Ameaças de Donald Trump ao Irão e referência ao Hezbollah
Numa publicação na sua rede Truth Social, Trump deixou um aviso explícito: “O Irão deve imediatamente impedir que os seus aliados altamente bem pagos no Líbano causem problemas. Se não o fizerem, atacaremos o Irão com muita força outra vez, tal como fizemos na semana passada, só que com mais força!!”.
Memorando de entendimento e o cessar-fogo no Líbano
O memorando de entendimento destinado a pôr fim à guerra - assinado na quarta-feira passada por Trump e pelo presidente iraniano, Masoud Pezeshkian - estabelece a cessação das hostilidades no Líbano entre Israel e o Hezbollah.
Apesar de um cessar-fogo ter começado a vigorar no sábado, a situação no terreno continua instável: os confrontos prosseguem no sul do Líbano e, segundo o Ministério da Saúde libanês, os ataques israelitas provocaram mais de 120 mortos nas últimas 48 horas.
Israel e o Hezbollah dizem manter o compromisso com a trégua, mas trocam acusações sobre violações do acordo.
Conversações na Suíça, estreito de Ormuz e novas ameaças
Em declarações à Fox News, o líder norte-americano voltou a reforçar a pressão sobre Teerão. Trump afirmou ter alertado os negociadores iranianos - que estão na Suíça em contactos com o vice-presidente dos EUA, JD Vance - de que não terá reservas em “aniquilar” o Irão caso as negociações falhem ou se Teerão optar por manter o encerramento do estreito de Ormuz, como anunciado no sábado, em retaliação pela ofensiva israelita no Líbano.
“Disse-lhes que, se fechassem o estreito, ficariam sem país. Eles nem sequer vão conseguir voltar para o seu maldito país”, afirmou o presidente à Fox News, quando teve início a cimeira diplomática na cidade suíça de Bürgenstock.
Trump voltou também à ideia de que os Estados Unidos poderiam tomar o estreito de Ormuz pela força e até agir como “cobrador de portagem”, à semelhança do que, segundo ele, o Irão fez durante o conflito desencadeado pelos ataques israelo-americanos de 28 de fevereiro.
O presidente acrescentou que podia mesmo transformar-se no “anjo da guarda do estreito e ficar com 20% do petróleo”.
“Podíamos tomar o controlo do estreito, se necessário. Podia devastar o país se quisesse. E se não chegarem a um acordo, cobraremos as portagens”, avisou.
O estreito de Ormuz é um corredor marítimo crucial entre o oceano Índico e o golfo Pérsico, por onde, antes do início do conflito, passava um quinto da produção mundial de petróleo. Teerão fechou esta passagem na sequência dos ataques israelo-americanos no final de fevereiro.

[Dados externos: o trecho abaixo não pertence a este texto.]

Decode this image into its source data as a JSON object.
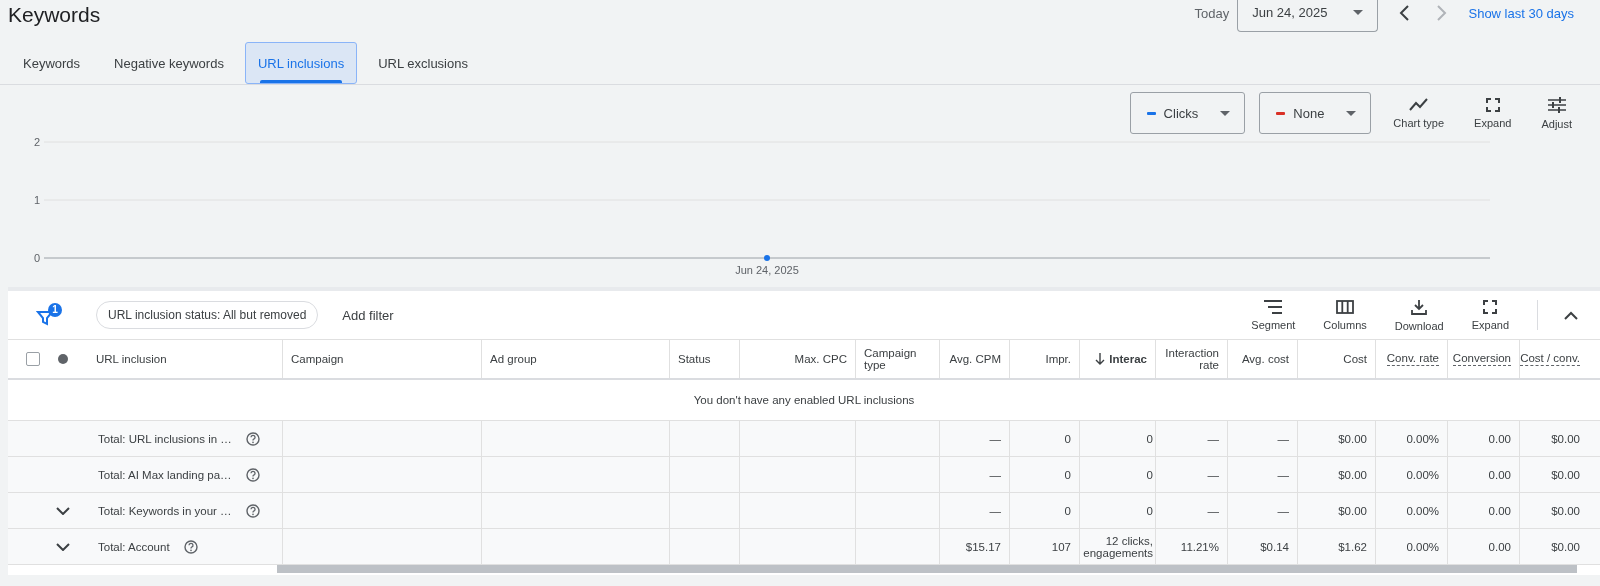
{
  "page_title": "Keywords",
  "date_bar": {
    "label": "Today",
    "date": "Jun 24, 2025",
    "link": "Show last 30 days"
  },
  "tabs": [
    {
      "label": "Keywords",
      "selected": false
    },
    {
      "label": "Negative keywords",
      "selected": false
    },
    {
      "label": "URL inclusions",
      "selected": true
    },
    {
      "label": "URL exclusions",
      "selected": false
    }
  ],
  "metric_selectors": [
    {
      "label": "None",
      "color": "#d93025"
    }
  ],
  "chart_tools": [
    {
      "kind": "chart",
      "label": "Chart type"
    },
    {
      "kind": "expand",
      "label": "Expand"
    },
    {
      "kind": "adjust",
      "label": "Adjust"
    }
  ],
  "chart": {
    "chart_data": {
      "type": "line",
      "categories": [
        "Jun 24, 2025"
      ],
      "series": [
        {
          "name": "Clicks",
          "color": "#1a73e8",
          "marker": true,
          "values": [
            0
          ]
        }
      ],
      "ylim": [
        0,
        2
      ],
      "yticks": [
        0,
        1,
        2
      ]
    }
  },
  "filter_bar": {
    "filter_count": "1",
    "chip": "URL inclusion status: All but removed",
    "add_filter": "Add filter"
  },
  "table_tools": [
    {
      "kind": "segment",
      "label": "Segment"
    },
    {
      "kind": "columns",
      "label": "Columns"
    },
    {
      "kind": "download",
      "label": "Download"
    },
    {
      "kind": "expand",
      "label": "Expand"
    }
  ],
  "table": {
    "select_all": {
      "checked": false
    },
    "columns": [
      {
        "label": "URL inclusion",
        "kind": "text",
        "sorted": false,
        "defined": false
      },
      {
        "label": "Campaign",
        "kind": "text",
        "sorted": false,
        "defined": false
      },
      {
        "label": "Ad group",
        "kind": "text",
        "sorted": false,
        "defined": false
      },
      {
        "label": "Status",
        "kind": "text",
        "sorted": false,
        "defined": false
      },
      {
        "label": "Max. CPC",
        "kind": "number",
        "sorted": false,
        "defined": false
      },
      {
        "label": "Campaign type",
        "kind": "text",
        "sorted": false,
        "defined": false
      },
      {
        "label": "Avg. CPM",
        "kind": "number",
        "sorted": false,
        "defined": false
      },
      {
        "label": "Impr.",
        "kind": "number",
        "sorted": false,
        "defined": false
      },
      {
        "label": "Interac",
        "kind": "number",
        "sorted": true,
        "defined": false
      },
      {
        "label": "Interaction rate",
        "kind": "number",
        "sorted": false,
        "defined": false
      },
      {
        "label": "Avg. cost",
        "kind": "number",
        "sorted": false,
        "defined": false
      },
      {
        "label": "Cost",
        "kind": "number",
        "sorted": false,
        "defined": false
      },
      {
        "label": "Conv. rate",
        "kind": "number",
        "sorted": false,
        "defined": true
      },
      {
        "label": "Conversion",
        "kind": "number",
        "sorted": false,
        "defined": true
      },
      {
        "label": "Cost / conv.",
        "kind": "number",
        "sorted": false,
        "defined": true
      }
    ],
    "empty_message": "You don't have any enabled URL inclusions",
    "rows": [
      {
        "expandable": false,
        "cells": [
          "Total: URL inclusions in …",
          "",
          "",
          "",
          "",
          "",
          "—",
          "0",
          "0",
          "—",
          "—",
          "$0.00",
          "0.00%",
          "0.00",
          "$0.00"
        ]
      },
      {
        "expandable": false,
        "cells": [
          "Total: AI Max landing pa…",
          "",
          "",
          "",
          "",
          "",
          "—",
          "0",
          "0",
          "—",
          "—",
          "$0.00",
          "0.00%",
          "0.00",
          "$0.00"
        ]
      },
      {
        "expandable": true,
        "cells": [
          "Total: Keywords in your …",
          "",
          "",
          "",
          "",
          "",
          "—",
          "0",
          "0",
          "—",
          "—",
          "$0.00",
          "0.00%",
          "0.00",
          "$0.00"
        ]
      },
      {
        "expandable": true,
        "cells": [
          "Total: Account",
          "",
          "",
          "",
          "",
          "",
          "$15.17",
          "107",
          "12 clicks, engagements",
          "11.21%",
          "$0.14",
          "$1.62",
          "0.00%",
          "0.00",
          "$0.00"
        ]
      }
    ]
  }
}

As negociações em curso na Suíça, mediadas pelo Paquistão e pelo Qatar, decorrem sob o impacto de dois fatores: a continuação da ofensiva israelita no sul do Líbano - apesar do novo cessar-fogo em vigor desde sábado - e o recente encerramento do estreito de Ormuz anunciado pelo Irão como resposta a esses ataques, pelos quais Teerão responsabilizou os Estados Unidos.

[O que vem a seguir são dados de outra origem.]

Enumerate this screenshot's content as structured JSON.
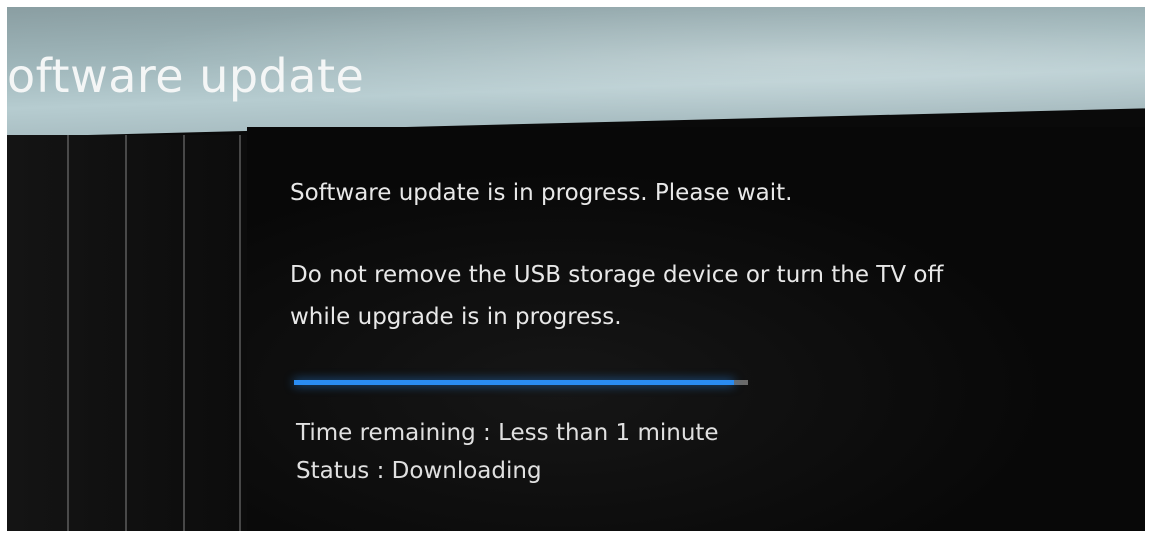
{
  "header": {
    "title": "oftware update"
  },
  "main": {
    "message_1": "Software update is in progress. Please wait.",
    "message_2_line1": "Do not remove the USB storage device or turn the TV off",
    "message_2_line2": "while upgrade is in progress.",
    "progress": {
      "fraction": 0.97,
      "fill_color": "#2a8cf2"
    },
    "time_remaining": "Time remaining : Less than 1 minute",
    "status": "Status : Downloading"
  }
}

O Ministério da Saúde libanês reiterou o balanço de mais de 120 mortos resultantes de ataques israelitas nas últimas 48 horas.
Teerão levou o cessar-fogo no Líbano para o topo da agenda dos encontros, enquanto Israel já assegurou que vai manter forças no sul do país vizinho e que estas poderão atuar “sem restrições” perante ameaças.